There are so many programs out there that are saying they are educational for kids—like us, buy us or watch us because we are educational. But what does educational really mean?
- Kevin Wong, an adjunct instructor from NYU
Children under eight-years-old view content on mobile devices for an average of 48 minutes per day, according to a recent survey by Common Sense Media. Luckily, researchers also found an increase in the amount of quality content available for preschoolers to view—meaning kids have more options to build literacy skills while streaming.
In a recently-published paper called, “Learning Vocabulary From Educational Media: The Role of Pedagogical Supports for Low-income Preschoolers,” Kevin Wong, an adjunct instructor from NYU, identified existing educational media accessible to low-income preschoolers. Then his team went deeper to learn what teaching strategies built within content were most effective for literacy development.
“If the quantity of media consumption is not going down, then our goal is to see what the quality [of media consumed by preschoolers] looks like,” explains Wong. “There are so many programs out there that are saying they are educational for kids—like us, buy us or watch us because we are educational. But what does educational really mean?”
Researching Smartphone Content
To run the analysis, Wong’s team reviewed 4,600 pieces of media that could be accessed through tablets or mobile devices—noting that many low-income families often have at least one smartphone at home. Much of the media his team reviewed came from familiar household names and included episodes of popular children’s shows like Sesame Street and Dora the Explorer.
The team then ran random samples of the content to learn how many new vocabulary words viewers were exposed to and how the show aimed to teach children those terms through character dialogue. While watching the shows on places Netflix, Hulu or Amazon Prime they took notes of the language and teaching styles. Overall, 66 percent of media that was labeled as educational taught students new vocabulary words, an increase from other studies in the past.
Wong says there are some caveats to the study’s finding. “As we look more deeply into those words, we noticed that 98 percent of them are nouns, which is helpful, but the kids need to be learning all parts of speech. They need verbs; they need adjectives. And if you think about videos, they are a very appropriate way of teaching verbs.”
In addition to the lack of diversity within the vocabulary being taught, Wong’s team also found that many of the words were too simple for the target age group—meaning students wouldn’t necessarily be prepared for first-grade or kindergarten just by streaming videos.
“The quality of the words that they are learning is a missed opportunity,” Wong explains. “It could be harder, more varied and consistent.
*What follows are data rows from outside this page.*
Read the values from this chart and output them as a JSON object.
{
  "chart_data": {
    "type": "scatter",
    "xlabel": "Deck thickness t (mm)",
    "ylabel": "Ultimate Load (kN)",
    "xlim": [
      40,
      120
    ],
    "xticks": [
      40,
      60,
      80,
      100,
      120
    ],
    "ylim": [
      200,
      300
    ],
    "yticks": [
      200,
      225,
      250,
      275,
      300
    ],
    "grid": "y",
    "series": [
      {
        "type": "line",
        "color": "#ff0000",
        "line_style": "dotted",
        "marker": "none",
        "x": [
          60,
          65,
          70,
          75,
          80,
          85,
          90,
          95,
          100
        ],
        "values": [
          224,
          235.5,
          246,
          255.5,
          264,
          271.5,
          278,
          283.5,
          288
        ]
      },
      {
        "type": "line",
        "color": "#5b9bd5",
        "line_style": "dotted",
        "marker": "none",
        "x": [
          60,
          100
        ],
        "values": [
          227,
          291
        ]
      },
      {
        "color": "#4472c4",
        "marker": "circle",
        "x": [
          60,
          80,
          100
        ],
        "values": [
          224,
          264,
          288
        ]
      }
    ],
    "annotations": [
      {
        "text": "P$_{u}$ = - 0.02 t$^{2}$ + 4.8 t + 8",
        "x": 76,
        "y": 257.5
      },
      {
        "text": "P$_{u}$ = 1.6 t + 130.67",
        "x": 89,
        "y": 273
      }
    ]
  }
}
But it's kind of a digital wild west.”
Elmo or My Teacher
To examine how the vocabulary words were taught Wong’s team looked at the differences between the way an educator in a classroom may teach new words and how characters such as Elmo taught on screens.
“If a teacher points to something and provides visual support, does Elmo also point to something and provide visual support?” explains Wong. “That's the kind of instructional approaches that we're looking at on screen.”
Working with 3 to 5-year-old preschoolers from headstart programs in New York City, the team measured what cues the children responded using vocabulary tests and eye-tracking technology. The technology looks like a computer screen but has infrared diodes underneath that catch the reflections off of the retinas in children’s eyes.
With the eye trackers, researchers found that kids were paying more attention to the whole screen when Elmo was talking about the definition. But when Elmo directed their attention to a specific word by saying things like, “hey, look at this,” then students were more likely to look and learn the new word.
Yet, this language acquisition also varied depending on the child’s level of English proficiency. Children with stronger language proficiency skills were more likely to learn from the shows which could pose a problem for low-income families who rely on such media but don’t speak English as a first language.
Wong notes that his team is focused on children from low-income communities because they often don’t have the same resources to learn outside of schools as other wealthier families. Many parents working multiple jobs may be too tired to read to children before bed or may not be able to afford additional tutoring. Giving low-income children access to quality digital media has the potential to close some out-of-school educational gaps that they may experience.
“Within the current system,” Wong asks, “can media really help bridge that gap so students come to school on a level playing field knowing the same words that other kids might know?”